Nas imagens, o Rei do Baião tocava Asa Branca só com a sanfona. Tudo o que Zanchini queria. Mas, além de tudo, o Rei do Baião está cantando com verdade, uma emoção diferenciada. “É incrível! Nas imagens, ele já estava no final da carreira. Ele toca com o sentimento de uma vida inteira. Ele está sentindo a música”.

O diretor explica que, além do material antigo, novas imagens e sons são misturados. “Tanto imagem como o som de Gonzaga a gente tá misturando com imagens novas e os sons dos sanfoneiros aqui”. Cineasta especialista em videoclipe, ele conta que tudo começou quando produziu um trabalho para o sergipano Mestrinho do Acordeon e a baiana Ivete Sangalo.

“Conheci um cara chamado Mestrinho, que é um dos sanfoneiros da nova geração e fez uma música com uma baiana chamada Ivete Sangalo, você conhece?”, brincou Rodrigo. “Uma música linda dos dois, composição do Mestrinho.
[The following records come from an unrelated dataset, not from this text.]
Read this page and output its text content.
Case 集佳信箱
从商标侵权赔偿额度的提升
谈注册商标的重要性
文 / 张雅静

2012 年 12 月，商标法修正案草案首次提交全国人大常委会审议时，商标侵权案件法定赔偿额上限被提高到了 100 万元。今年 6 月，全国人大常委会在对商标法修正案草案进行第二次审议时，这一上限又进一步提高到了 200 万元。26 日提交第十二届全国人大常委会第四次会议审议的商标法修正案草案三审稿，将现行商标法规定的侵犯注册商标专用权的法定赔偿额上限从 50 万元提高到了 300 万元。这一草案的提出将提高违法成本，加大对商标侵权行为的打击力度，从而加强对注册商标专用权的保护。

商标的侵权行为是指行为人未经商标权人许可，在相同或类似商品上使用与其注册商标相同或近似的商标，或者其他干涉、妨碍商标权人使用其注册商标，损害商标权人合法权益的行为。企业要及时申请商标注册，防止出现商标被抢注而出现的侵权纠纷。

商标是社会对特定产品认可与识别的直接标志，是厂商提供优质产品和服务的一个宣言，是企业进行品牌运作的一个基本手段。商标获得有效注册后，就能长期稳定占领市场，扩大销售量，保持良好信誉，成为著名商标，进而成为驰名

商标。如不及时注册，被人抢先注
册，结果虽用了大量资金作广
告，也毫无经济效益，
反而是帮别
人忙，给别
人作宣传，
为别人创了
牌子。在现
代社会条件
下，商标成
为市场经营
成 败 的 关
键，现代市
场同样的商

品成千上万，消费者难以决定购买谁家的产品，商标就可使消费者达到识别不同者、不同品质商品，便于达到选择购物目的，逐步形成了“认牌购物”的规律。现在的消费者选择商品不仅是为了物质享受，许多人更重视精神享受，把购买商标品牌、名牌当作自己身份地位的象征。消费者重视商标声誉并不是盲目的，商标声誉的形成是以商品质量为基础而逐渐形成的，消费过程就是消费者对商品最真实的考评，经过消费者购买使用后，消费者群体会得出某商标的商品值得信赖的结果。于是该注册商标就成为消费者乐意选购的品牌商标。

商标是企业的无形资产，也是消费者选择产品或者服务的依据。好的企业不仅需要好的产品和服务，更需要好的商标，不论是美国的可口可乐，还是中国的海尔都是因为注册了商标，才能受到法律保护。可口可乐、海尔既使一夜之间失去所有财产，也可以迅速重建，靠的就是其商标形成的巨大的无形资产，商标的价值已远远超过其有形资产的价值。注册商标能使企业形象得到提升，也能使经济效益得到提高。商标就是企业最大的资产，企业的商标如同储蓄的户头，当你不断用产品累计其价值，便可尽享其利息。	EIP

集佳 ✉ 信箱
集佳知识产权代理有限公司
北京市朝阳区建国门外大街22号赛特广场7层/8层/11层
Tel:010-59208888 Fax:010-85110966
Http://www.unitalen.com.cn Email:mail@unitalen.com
Por coincidência viram esse trabalho, com a mesma temática, e me chamaram para fazer esse videoclipe”.

A partir daí, bastou selecionar os sanfoneiros, boa parte discípulos diretos de Gonzaga. “Essa seleção de sanfoneiros foi escolhida a dedo. São sanfoneiros que carregam esse legado e que foram mais diretamente influenciados pelo Gonzaga. A gente tá muito emocionado”, disse a cantora Mariana Aydar, que cuidou da direção musical.